The Fix? Employee Experience (EX)
When done right - Employee Experience (EX) isn’t a just a feel-good trend or “the future of work”. It’s a complete shift in designing workplaces and experiences that are human and actually work.
Instead of patching cracks, EX goes straight to the root cause, diagnosing problems and implementing projects and programs fast to create value for employees and the business:
Employee-led change: We consult and respond to engagement insights - involving employees in the process so they feel valued and listened to. When employees shape the change, trust grows and momentum sticks.
Start small, fix big: EX targets the pain points employees feel every day and are screaming out for to be improved. It could be a process flow improvement, data insights or uplifting a “moment that matters” throughout their day that could change everything to create positive interactions at work.
Change delivered in real time: EX focus on continuous improvement and often can be delivered simultaneously in sprints.
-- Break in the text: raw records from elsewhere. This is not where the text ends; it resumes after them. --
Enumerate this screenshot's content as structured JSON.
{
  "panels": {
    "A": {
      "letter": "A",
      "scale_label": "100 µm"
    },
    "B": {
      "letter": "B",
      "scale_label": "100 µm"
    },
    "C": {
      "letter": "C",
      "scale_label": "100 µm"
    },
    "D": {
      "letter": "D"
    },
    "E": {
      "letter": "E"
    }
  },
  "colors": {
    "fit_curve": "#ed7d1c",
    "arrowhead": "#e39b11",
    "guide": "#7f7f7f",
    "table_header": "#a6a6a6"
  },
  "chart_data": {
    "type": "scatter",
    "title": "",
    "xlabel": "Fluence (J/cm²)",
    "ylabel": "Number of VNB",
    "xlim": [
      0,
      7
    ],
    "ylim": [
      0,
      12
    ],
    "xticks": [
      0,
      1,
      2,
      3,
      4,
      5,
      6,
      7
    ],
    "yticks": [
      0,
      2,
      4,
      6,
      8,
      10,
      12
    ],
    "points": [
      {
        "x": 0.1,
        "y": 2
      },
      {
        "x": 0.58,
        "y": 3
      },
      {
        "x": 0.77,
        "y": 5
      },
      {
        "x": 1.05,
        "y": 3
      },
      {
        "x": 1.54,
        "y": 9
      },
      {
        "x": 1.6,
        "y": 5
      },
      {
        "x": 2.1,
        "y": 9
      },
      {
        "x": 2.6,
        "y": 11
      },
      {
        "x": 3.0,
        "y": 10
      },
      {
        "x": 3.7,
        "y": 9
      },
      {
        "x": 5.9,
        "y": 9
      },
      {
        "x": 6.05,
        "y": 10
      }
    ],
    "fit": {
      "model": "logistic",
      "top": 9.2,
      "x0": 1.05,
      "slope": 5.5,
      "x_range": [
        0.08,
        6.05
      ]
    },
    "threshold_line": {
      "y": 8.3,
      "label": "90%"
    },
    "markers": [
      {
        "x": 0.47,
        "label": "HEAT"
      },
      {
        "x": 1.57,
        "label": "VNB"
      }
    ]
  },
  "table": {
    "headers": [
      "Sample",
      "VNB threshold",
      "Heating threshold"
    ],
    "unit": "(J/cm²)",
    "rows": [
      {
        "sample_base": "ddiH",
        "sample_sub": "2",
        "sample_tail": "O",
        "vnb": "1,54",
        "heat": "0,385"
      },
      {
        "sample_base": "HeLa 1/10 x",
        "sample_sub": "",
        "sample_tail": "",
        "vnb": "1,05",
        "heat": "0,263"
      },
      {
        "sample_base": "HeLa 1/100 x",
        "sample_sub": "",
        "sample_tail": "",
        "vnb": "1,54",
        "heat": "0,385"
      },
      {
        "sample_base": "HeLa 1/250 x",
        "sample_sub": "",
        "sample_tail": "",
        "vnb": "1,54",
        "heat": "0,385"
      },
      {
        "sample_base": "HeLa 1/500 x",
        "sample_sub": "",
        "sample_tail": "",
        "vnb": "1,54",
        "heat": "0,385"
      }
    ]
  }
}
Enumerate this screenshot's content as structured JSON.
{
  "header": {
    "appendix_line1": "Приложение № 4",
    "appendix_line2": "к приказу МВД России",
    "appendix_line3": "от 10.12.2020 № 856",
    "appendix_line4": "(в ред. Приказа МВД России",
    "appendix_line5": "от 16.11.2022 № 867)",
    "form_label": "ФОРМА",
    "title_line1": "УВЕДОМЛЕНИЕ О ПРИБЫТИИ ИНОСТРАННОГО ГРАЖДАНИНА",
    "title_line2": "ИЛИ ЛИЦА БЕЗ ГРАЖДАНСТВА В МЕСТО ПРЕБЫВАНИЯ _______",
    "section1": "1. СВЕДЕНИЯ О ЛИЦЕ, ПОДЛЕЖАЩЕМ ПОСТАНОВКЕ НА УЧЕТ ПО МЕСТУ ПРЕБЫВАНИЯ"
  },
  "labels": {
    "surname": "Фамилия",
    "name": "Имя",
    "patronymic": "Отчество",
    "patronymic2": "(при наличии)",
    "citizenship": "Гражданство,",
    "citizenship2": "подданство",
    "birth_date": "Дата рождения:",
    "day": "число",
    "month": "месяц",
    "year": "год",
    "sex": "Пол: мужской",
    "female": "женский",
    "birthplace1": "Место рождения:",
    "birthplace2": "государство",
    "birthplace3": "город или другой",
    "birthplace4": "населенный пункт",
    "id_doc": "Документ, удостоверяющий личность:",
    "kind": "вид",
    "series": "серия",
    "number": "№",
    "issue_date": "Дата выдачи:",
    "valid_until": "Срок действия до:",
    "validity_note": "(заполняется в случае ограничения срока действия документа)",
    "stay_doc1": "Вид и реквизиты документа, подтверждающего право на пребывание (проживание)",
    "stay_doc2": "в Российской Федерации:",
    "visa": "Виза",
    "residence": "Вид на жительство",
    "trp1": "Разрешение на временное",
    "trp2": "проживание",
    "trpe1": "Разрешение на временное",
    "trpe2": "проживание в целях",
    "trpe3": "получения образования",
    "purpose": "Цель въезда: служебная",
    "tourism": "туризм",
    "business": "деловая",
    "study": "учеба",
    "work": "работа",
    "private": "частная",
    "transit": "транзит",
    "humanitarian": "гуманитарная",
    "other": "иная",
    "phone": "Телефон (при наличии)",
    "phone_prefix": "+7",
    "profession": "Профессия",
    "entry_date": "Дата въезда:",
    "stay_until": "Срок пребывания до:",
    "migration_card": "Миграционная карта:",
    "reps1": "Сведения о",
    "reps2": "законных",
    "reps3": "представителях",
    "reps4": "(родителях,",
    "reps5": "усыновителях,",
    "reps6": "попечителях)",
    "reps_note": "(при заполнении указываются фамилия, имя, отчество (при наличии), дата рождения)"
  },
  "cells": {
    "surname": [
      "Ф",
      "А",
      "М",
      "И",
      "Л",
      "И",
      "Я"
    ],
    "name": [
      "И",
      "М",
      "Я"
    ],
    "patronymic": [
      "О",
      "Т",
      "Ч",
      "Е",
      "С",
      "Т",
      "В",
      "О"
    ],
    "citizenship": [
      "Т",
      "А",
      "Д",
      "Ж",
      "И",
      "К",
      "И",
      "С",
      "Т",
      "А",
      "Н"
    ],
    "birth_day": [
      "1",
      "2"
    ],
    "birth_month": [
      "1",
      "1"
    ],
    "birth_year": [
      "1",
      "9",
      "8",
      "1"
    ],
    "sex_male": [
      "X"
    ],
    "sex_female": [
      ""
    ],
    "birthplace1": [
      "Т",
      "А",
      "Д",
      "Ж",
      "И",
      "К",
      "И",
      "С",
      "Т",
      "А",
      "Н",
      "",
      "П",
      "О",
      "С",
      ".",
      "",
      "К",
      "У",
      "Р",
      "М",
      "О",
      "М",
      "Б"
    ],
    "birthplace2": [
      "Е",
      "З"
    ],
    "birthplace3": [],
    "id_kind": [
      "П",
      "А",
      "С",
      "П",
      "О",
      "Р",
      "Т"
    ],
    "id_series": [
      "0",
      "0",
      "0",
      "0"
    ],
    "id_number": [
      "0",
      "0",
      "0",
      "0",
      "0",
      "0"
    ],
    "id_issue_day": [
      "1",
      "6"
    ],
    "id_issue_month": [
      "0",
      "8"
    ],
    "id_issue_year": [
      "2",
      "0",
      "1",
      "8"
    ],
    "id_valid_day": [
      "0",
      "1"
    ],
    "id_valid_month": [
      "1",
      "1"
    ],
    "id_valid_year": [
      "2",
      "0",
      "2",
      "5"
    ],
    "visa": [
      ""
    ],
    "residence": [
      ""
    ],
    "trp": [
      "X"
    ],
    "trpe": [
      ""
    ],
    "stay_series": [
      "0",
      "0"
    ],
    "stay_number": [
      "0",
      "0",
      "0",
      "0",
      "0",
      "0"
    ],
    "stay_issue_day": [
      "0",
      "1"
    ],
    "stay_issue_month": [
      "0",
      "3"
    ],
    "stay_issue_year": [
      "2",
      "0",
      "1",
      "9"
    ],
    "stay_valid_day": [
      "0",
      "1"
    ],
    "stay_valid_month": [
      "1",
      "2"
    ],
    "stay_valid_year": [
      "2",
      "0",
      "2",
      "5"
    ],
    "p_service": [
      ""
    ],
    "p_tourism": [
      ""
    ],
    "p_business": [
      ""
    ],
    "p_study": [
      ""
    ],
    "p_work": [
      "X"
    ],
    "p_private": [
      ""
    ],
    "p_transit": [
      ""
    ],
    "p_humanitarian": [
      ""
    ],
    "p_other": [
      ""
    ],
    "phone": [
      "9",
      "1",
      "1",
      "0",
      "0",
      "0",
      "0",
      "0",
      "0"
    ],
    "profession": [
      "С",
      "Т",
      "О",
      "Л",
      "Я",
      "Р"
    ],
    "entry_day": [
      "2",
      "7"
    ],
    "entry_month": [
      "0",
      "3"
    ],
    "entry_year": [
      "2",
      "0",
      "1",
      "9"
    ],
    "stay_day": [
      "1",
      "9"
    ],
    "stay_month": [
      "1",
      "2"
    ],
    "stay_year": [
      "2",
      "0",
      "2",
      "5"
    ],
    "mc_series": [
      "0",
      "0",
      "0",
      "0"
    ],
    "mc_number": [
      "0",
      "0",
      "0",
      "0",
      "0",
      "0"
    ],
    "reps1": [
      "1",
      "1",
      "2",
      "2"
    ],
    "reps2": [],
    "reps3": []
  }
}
This approach beats “once-a-year strategy reviews” or massive projects that take 2-5 years and never see the light of day.
Work in Partnership: Our projects often touch many parts of the business, therefore key stakeholders from IT, Communications, Finance, Business Strategies and Employee Champions are often in the project team and can provide their subject matter expertise . The result? Increased success of initiatives, greater buy-in, stronger relationships and acknowledgement for the work we do.

My Take
We don’t need thicker policy manuals or shinier HRIS platforms. We need to stop “fixing foundations” with bandaid solutions and lack luster initiatives.
We need start delivering brilliant basics, provide value in response to employee feedback and build something worth standing on.
EX is where real transformation and continuous improvement happens - where employees see and feel the difference.
Because when people have the tools, trust, support and environment to do their best work, everyone wins.